Robert: When you read through all this, did you come across any theory for why millennials have this reputation, or is it just that when we were younger (when we Gen Xers were this age) that's what the baby boomers were saying about us. It's what every generation says about the next generation.
Alison: If you think about when we were young Gen Xers (and I am actually right on the cusp of being a millennial Gen Xer), that was the idea of Gen Xers, right? Like we were all self-absorbed, and so moody. Right, Rick? Rick, I feel like you are more smack in the middle of Gen X as opposed to Bro and me.

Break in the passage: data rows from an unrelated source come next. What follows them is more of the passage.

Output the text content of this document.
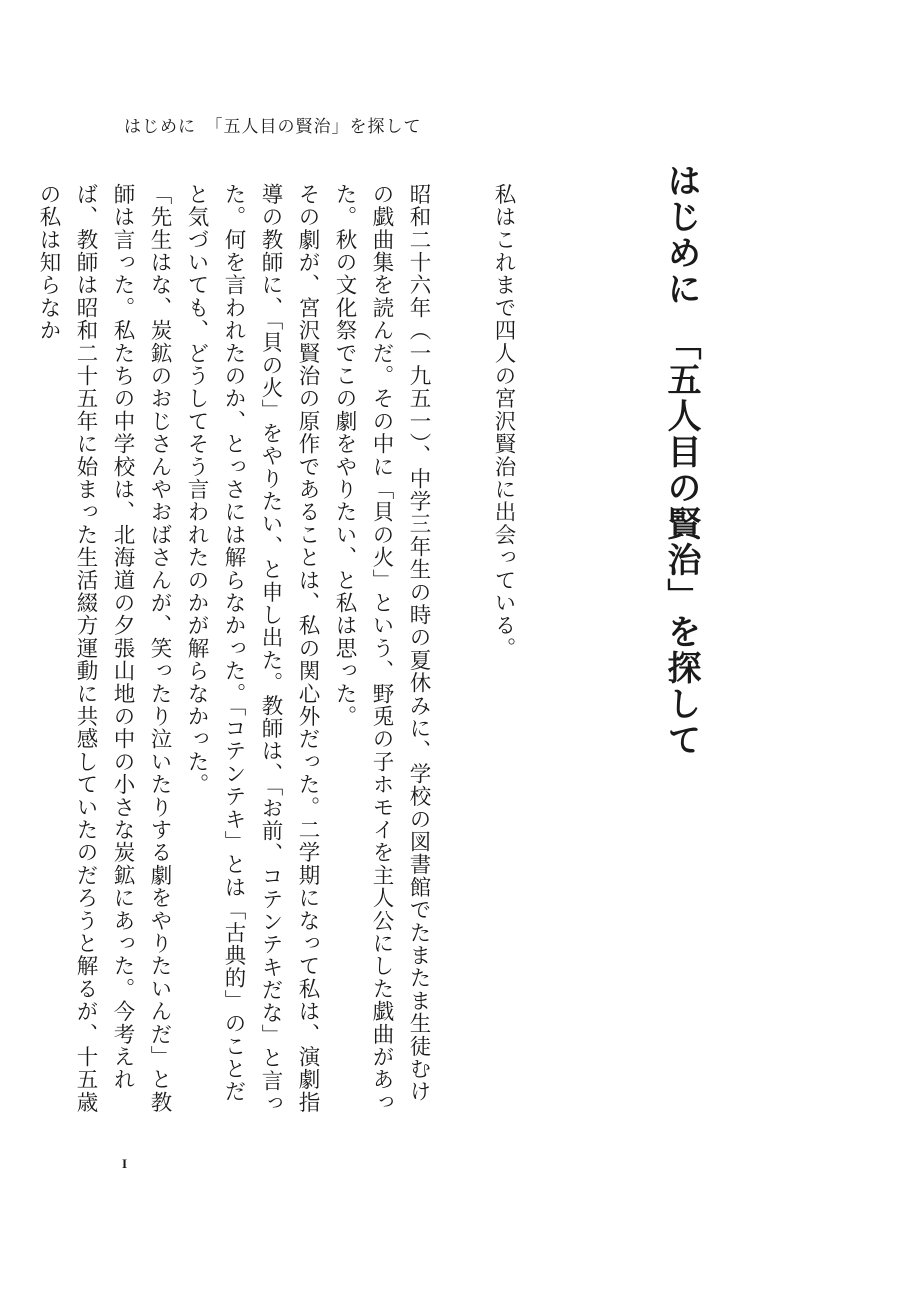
はじめに　「五人目の賢治」を探して
はじめに　「五人目の賢治」を探して

私はこれまで四人の宮沢賢治に出会っている。

昭和二十六年（一九五一）、中学三年生の時の夏休みに、学校の図書館でたまたま生徒むけの戯曲集を読んだ。その中に「貝の火」という、野兎の子ホモイを主人公にした戯曲があった。秋の文化祭でこの劇をやりたい、と私は思った。

その劇が、宮沢賢治の原作であることは、私の関心外だった。二学期になって私は、演劇指導の教師に、「貝の火」をやりたい、と申し出た。教師は、「お前、コテンテキだな」と言った。何を言われたのか、とっさには解らなかった。「コテンテキ」とは「古典的」のことだと気づいても、どうしてそう言われたのかが解らなかった。

「先生はな、炭鉱のおじさんやおばさんが、笑ったり泣いたりする劇をやりたいんだ」と教師は言った。私たちの中学校は、北海道の夕張山地の中の小さな炭鉱にあった。今考えれば、教師は昭和二十五年に始まった生活綴方運動に共感していたのだろうと解るが、十五歳の私は知らなか

I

Rick Engdahl: Maybe it's just me, but I remember being a lot less, um, sure of myself...
Rick: ...as a Gen Xer kid than most millennials I see today. Probably I just work with smarter people than I was then.
Alison: I believe that, too.
Robert: I listen to the Cracked podcast, and they did a series basically asking this question. Are people more narcissistic? I think they basically came to the conclusion that it's true. But one of the reasons why people think it is, is because of things like Facebook, and Instagram, and things that we didn't have when we were younger where it's basically all about, "I'm just going to take a picture of me, and tell everyone what I'm doing every day." It just feels very self-absorbed.
Alison: But it's more accepted. It's totally fine.
Robert: And I can only imagine what kind of goofy stuff I would have put on Facebook when I was a teenager.
Alison: Oh, I'm so glad it wasn't around back then.
Robert: Oh, my gosh. The cheesy stuff I would have said. So embarrassing.
Alison: Ugh! Right.
Rick: I don't think I was very narcissistic, but I'll have to check my diary to be sure.